Wednesday, September 1, 2010

exercising patience

My *unofficial* volunteer handbook arrived the other day, as did my lens, my sub card for this year, and my camera :) What has not gotten here is my nomination/medical clearance packet and my memory card. Thank goodness for wal-mart, because that's the first place I went to after getting my camera battery charging. Just so everyone knows, the camera is a beast. That's the best way I can describe it, it's huge and wonderful and takes amazing pictures. I'm making my way through the 444 page user's manual, taking a break every few pages to orient myself with what's being talked about and to try it out in real life.

I finished the handbook the same afternoon it came. It was that wonderful. I keep googling others' peace corps blogs to find out answers to silly, random questions that keep popping up in my head (do I shave my legs? what kind of underwear is best? when do I get my shots? do I use my own passport or one they give me? am I an idiot for wanting to bring my camera?... these kinds of things) I keep getting more and more excited every time my own "applicant status" changes.
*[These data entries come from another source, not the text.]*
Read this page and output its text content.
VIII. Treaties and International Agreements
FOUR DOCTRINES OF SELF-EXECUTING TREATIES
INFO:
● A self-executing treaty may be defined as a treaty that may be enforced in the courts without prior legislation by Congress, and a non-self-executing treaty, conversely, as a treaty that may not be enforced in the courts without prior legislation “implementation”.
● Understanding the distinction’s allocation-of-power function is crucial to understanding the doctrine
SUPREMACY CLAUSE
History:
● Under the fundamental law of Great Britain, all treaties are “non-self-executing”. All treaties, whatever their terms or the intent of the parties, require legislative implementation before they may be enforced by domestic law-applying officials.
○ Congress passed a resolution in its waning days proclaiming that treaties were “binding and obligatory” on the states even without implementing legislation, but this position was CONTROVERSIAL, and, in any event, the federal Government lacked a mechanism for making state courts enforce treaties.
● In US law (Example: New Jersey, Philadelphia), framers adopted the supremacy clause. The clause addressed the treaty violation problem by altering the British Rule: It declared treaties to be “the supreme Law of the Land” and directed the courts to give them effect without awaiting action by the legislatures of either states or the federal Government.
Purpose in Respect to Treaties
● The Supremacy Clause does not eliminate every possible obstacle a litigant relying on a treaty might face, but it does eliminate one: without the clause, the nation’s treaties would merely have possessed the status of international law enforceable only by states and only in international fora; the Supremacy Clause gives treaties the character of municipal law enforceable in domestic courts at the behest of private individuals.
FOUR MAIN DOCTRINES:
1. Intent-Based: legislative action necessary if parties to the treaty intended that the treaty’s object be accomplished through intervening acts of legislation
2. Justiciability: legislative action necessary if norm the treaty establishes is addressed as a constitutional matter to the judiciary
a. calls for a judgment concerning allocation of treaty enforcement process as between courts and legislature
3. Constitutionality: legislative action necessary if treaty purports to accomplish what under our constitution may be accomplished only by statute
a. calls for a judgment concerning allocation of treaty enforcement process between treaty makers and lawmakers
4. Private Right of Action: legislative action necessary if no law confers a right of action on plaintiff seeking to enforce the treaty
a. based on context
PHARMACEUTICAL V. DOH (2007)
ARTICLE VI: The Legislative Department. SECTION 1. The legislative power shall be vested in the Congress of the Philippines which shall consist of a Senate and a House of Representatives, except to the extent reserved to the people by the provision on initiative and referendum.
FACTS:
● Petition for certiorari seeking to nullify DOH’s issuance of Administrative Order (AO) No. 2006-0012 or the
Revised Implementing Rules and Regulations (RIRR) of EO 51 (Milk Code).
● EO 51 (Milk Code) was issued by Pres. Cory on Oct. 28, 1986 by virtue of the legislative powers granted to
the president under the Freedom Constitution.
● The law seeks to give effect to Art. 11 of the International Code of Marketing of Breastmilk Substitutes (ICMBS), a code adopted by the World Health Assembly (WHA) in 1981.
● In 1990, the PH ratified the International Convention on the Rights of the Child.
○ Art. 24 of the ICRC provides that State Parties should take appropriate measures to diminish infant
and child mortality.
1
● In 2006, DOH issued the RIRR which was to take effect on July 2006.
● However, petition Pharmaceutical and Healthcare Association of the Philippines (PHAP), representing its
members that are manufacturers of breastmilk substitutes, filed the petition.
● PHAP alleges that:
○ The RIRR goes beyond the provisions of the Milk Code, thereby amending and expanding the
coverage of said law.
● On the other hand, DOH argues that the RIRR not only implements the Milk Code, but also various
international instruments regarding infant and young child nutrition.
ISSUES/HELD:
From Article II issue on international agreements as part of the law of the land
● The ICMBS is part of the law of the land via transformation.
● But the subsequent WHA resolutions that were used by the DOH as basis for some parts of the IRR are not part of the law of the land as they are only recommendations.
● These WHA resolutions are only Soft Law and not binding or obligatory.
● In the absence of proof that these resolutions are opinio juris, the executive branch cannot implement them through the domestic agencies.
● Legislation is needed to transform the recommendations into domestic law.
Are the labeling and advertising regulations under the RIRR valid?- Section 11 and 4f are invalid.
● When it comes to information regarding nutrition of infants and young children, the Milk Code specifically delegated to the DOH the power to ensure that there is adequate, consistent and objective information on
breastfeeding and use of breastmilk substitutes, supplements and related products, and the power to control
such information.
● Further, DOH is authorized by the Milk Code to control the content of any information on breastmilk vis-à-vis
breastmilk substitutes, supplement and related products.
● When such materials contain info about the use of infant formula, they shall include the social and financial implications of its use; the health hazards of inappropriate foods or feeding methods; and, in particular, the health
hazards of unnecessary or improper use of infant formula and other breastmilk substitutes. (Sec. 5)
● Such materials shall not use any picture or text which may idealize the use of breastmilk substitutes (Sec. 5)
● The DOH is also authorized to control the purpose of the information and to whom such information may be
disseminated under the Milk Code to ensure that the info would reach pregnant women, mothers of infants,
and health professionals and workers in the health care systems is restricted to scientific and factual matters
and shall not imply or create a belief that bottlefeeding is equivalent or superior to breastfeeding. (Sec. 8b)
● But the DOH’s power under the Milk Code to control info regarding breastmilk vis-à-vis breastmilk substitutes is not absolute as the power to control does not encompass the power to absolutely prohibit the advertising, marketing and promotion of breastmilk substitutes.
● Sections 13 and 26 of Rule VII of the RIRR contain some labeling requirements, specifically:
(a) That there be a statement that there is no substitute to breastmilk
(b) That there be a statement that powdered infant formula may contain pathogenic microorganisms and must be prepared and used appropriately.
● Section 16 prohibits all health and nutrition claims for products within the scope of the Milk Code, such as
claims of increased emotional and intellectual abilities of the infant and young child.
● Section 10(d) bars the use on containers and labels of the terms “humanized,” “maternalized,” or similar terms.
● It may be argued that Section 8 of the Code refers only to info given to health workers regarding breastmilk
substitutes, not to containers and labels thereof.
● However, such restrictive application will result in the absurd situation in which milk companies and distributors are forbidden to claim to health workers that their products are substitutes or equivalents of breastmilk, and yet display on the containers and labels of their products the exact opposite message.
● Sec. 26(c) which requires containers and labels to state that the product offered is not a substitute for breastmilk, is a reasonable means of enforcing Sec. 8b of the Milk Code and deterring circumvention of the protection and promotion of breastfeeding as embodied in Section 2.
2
I feel like I'm a little bit closer to being a part of this amazing group of people whom I admire so much. For those of you not in the know ;) peace corps has a login for those who've applied and are tracking their way through the system. It shows where you are and what's required to move onto the next step along with tips and thought provoking surveys. Something I've seen on other blogs is a timeline of the application status - I think I'll do one of these in a separate entry that I can edit as I move along. I'm interested to see just how quickly this process goes. Sometimes it seems like forever between when I hear updates, but looking back it's only been a month and a half.

Lastly, I paid off a good chunk of my credit card debt yesterday, and only have one payment left on one card (which will go through on Sept 9th) to be credit card debt free :D. I still have a massive student loan, but the credit cards were my sore spot. Last year this time I had over $8,000 on a super high interest rate card and two lower rate cards, and really thought I'd just carry it around forever. Eventually I'd have to break it to someone if they wanted to marry me, that I'd ruin their chances of buying a house and if they wanted to cut and run, I'd understand. Sad. I found a calculator on the Kiplinger website that figured out what it would take to pay off the balance, and for the first time I saw a light at the end of the tunnel, so to speak. I doubled the amount I had been paying, and started making two payments a month (splitting it lowered the average daily balance which lowered the amount of interest that I was charged). In the spring I received an offer from my bank for a great rate if I transferred a balance, so I did and my double payments went even further. When I'd looked into teaching abroad in the past, something that kept me from thinking it could be a reality was that debt; who can just pick up and leave with that kind of albatross? (Not to mention the programs COST thousands to do!) This time I knew I had enough in savings to pay it off completely before I leave, and I promised my mom I'd do that since she signed a thing saying she'd take over whatever payments I leave behind. I went ahead and transferred the money from savings to my credit card yesterday after reading a quote from Hemingway in the unofficial handbook: "the shortest answer is doing the thing." In essence, don't toil back and forth with a question, just do it and find out what happens. What happened is that now whatever money I earn this fall can go into savings :)

I keep thinking about this opportunity I'm getting to be a part of and I'm filled with excitement. I feel like there are the types of people who travel and there are those who don't. For one reason or another, life gets in the way and things are put off until there's more money and more time. Sometimes I feel old (I think that comes from living in a college town where I'm surrounded by people 18-23 whenever I go anywhere) but I know I'm really not. Realizing this helps when I lament how much time I've wasted NOT doing this, it lets me be happy when I grasp how much of my life I'll have after this experience has happened.